Diawali dari Rudi Saragi, Anggota DPRD dari Fraksi Hanura memaparkan bahwa terkait persoalan PT. PPSP yang berada di Pulo Padang sangatlah unik, dikarenakan pada bulan september tahun 2022 kemarin, Mahasiswa dan Masyarakat Pulo Padang juga pernah melakukan Demonstrasi didepan Kantor DPRD Labuhanbatu, alhasil pasca Demo tersebut ada pertemuan yang dihadiri oleh beberapa instansi terkait, Managemen PT. PPSP, Baikandi Ladomi Harahap Putra mantan Bupati Labuhanbatu Pangonal Harahap, Mahasiswa dan Masyarakat.
“Adapun hasil dari pertemuan tersebut yang kebetulan saya berhadir disitu menjelaskan bahwa Dinas Lingkungan Hidup Labuhanbatu mengaku belum pernah mengeluarkan sedikitpun terkait izin Lingkungan PT. PPSP, Dinas Perizinan Labuhanbatu juga mengatakan belum pernah mengeluarkan Izin sedikitpun. Nah ditahun 2024 ini katanya mereka telah mendapatkan izin tapi kita belum mengetahui izin-izin apa yang mereka peroleh.
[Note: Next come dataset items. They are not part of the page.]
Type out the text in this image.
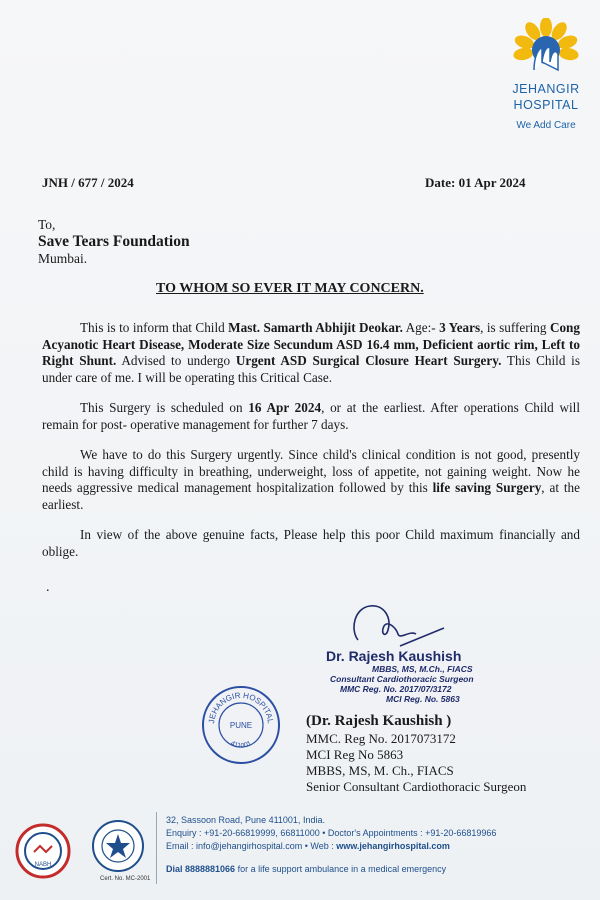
JEHANGIR
HOSPITAL
We Add Care
JNH / 677 / 2024	Date: 01 Apr 2024
To,
Save Tears Foundation
Mumbai.
TO WHOM SO EVER IT MAY CONCERN.

This is to inform that Child Mast. Samarth Abhijit Deokar. Age:- 3 Years, is suffering Cong Acyanotic Heart Disease, Moderate Size Secundum ASD 16.4 mm, Deficient aortic rim, Left to Right Shunt. Advised to undergo Urgent ASD Surgical Closure Heart Surgery. This Child is under care of me. I will be operating this Critical Case.

This Surgery is scheduled on 16 Apr 2024, or at the earliest. After operations Child will remain for post- operative management for further 7 days.

We have to do this Surgery urgently. Since child's clinical condition is not good, presently child is having difficulty in breathing, underweight, loss of appetite, not gaining weight. Now he needs aggressive medical management hospitalization followed by this life saving Surgery, at the earliest.

In view of the above genuine facts, Please help this poor Child maximum financially and oblige.

.
Dr. Rajesh Kaushish
MBBS, MS, M.Ch., FIACS
Consultant Cardiothoracic Surgeon
MMC Reg. No. 2017/07/3172
MCI Reg. No. 5863
JEHANGIR HOSPITAL
PUNE
411001
(Dr. Rajesh Kaushish )
MMC. Reg No. 2017073172
MCI Reg No 5863
MBBS, MS, M. Ch., FIACS
Senior Consultant Cardiothoracic Surgeon
NABH
Cert. No. MC-2001
32, Sassoon Road, Pune 411001, India.
Enquiry : +91-20-66819999, 66811000 • Doctor's Appointments : +91-20-66819966
Email : info@jehangirhospital.com • Web : www.jehangirhospital.com
Dial 8888881066 for a life support ambulance in a medical emergency
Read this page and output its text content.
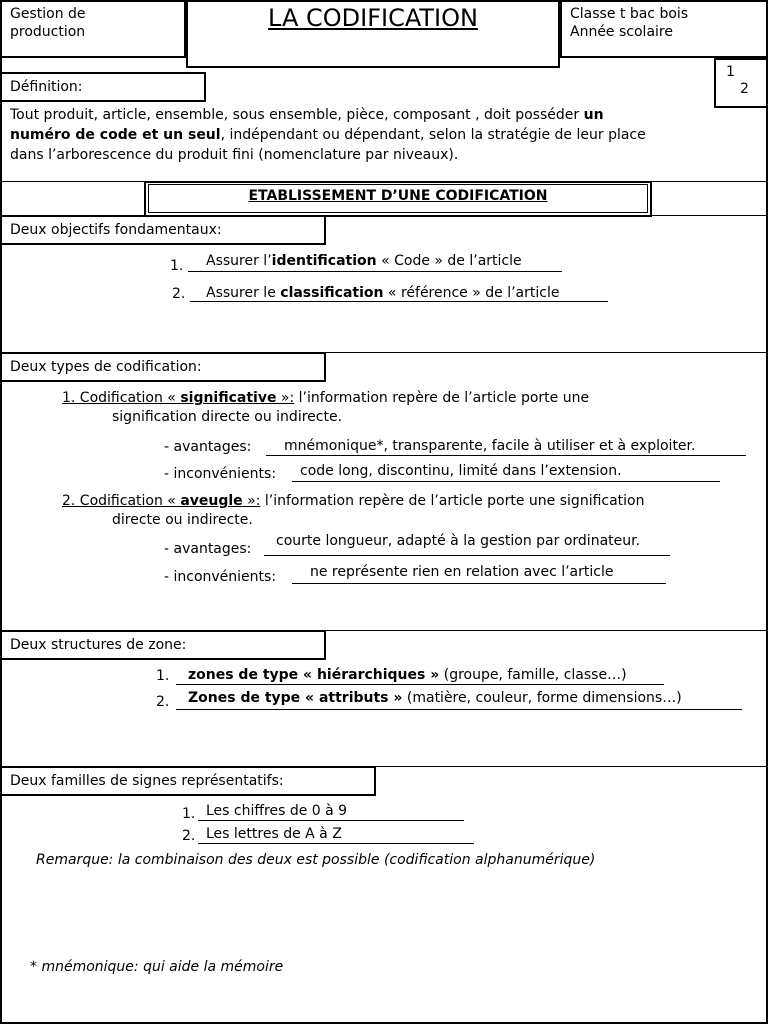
Gestion de
production	LA CODIFICATION	Classe t bac bois
Année scolaire
1
2
Définition:
Tout produit, article, ensemble, sous ensemble, pièce, composant , doit posséder un
numéro de code et un seul, indépendant ou dépendant, selon la stratégie de leur place
dans l’arborescence du produit fini (nomenclature par niveaux).
ETABLISSEMENT D’UNE CODIFICATION
Deux objectifs fondamentaux:
1. Assurer l’identification « Code » de l’article
2. Assurer le classification « référence » de l’article
Deux types de codification:
1. Codification « significative »: l’information repère de l’article porte une
signification directe ou indirecte.
- avantages: mnémonique*, transparente, facile à utiliser et à exploiter.
- inconvénients: code long, discontinu, limité dans l’extension.
2. Codification « aveugle »: l’information repère de l’article porte une signification
directe ou indirecte.
- avantages: courte longueur, adapté à la gestion par ordinateur.
- inconvénients: ne représente rien en relation avec l’article
Deux structures de zone:
1. zones de type « hiérarchiques » (groupe, famille, classe…)
2. Zones de type « attributs » (matière, couleur, forme dimensions…)
Deux familles de signes représentatifs:
1. Les chiffres de 0 à 9
2. Les lettres de A à Z
Remarque: la combinaison des deux est possible (codification alphanumérique)
* mnémonique: qui aide la mémoire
Makanya saya menyarankan agar diadakan sekali lagi RDP dan panggil itu semua Instansi terkait dan managamen Pabrik, biar kita tau apa aja izin yang diperoleh dan aturan-aturan yang mana yang sudah mereka langgar. Oleh karena itu kita tidak memandang siapapun itu pemilik dari PT. PPSP tersebut, jika memang betul melanggar aturan, tutup itu Pabrik PT. PPSP”. Paparnya
Dan terkait Gustisa Salim Rambe dan kawan-kawan yang ditangkap personil Polres Labuhanbatu agar DPRD Labuhanbatu mengeluarkan Surat Rekomendasi Penangguhan Penahanan dan Evaluasi kembali status Tersangka dari Tina dan kawan-kawan. Tutup Rudi
Disambung Mat Noor Ritonga, Anggota DPRD dari Fraksi Partai Amanat Nasional menjelaskan bahwa ia dan seluruh wakil rakyat yang duduk di DPRD Labuhanbatu pasti selalu Pro terhadap Rakyat. Terkait konflik di Pulo Padang jika masyarakat pengen Pabrik itu ditutup karena sudah banyak melanggar aturan ayok sama sama kita cari cara bagaimana untuk menutup Pabrik tersebut.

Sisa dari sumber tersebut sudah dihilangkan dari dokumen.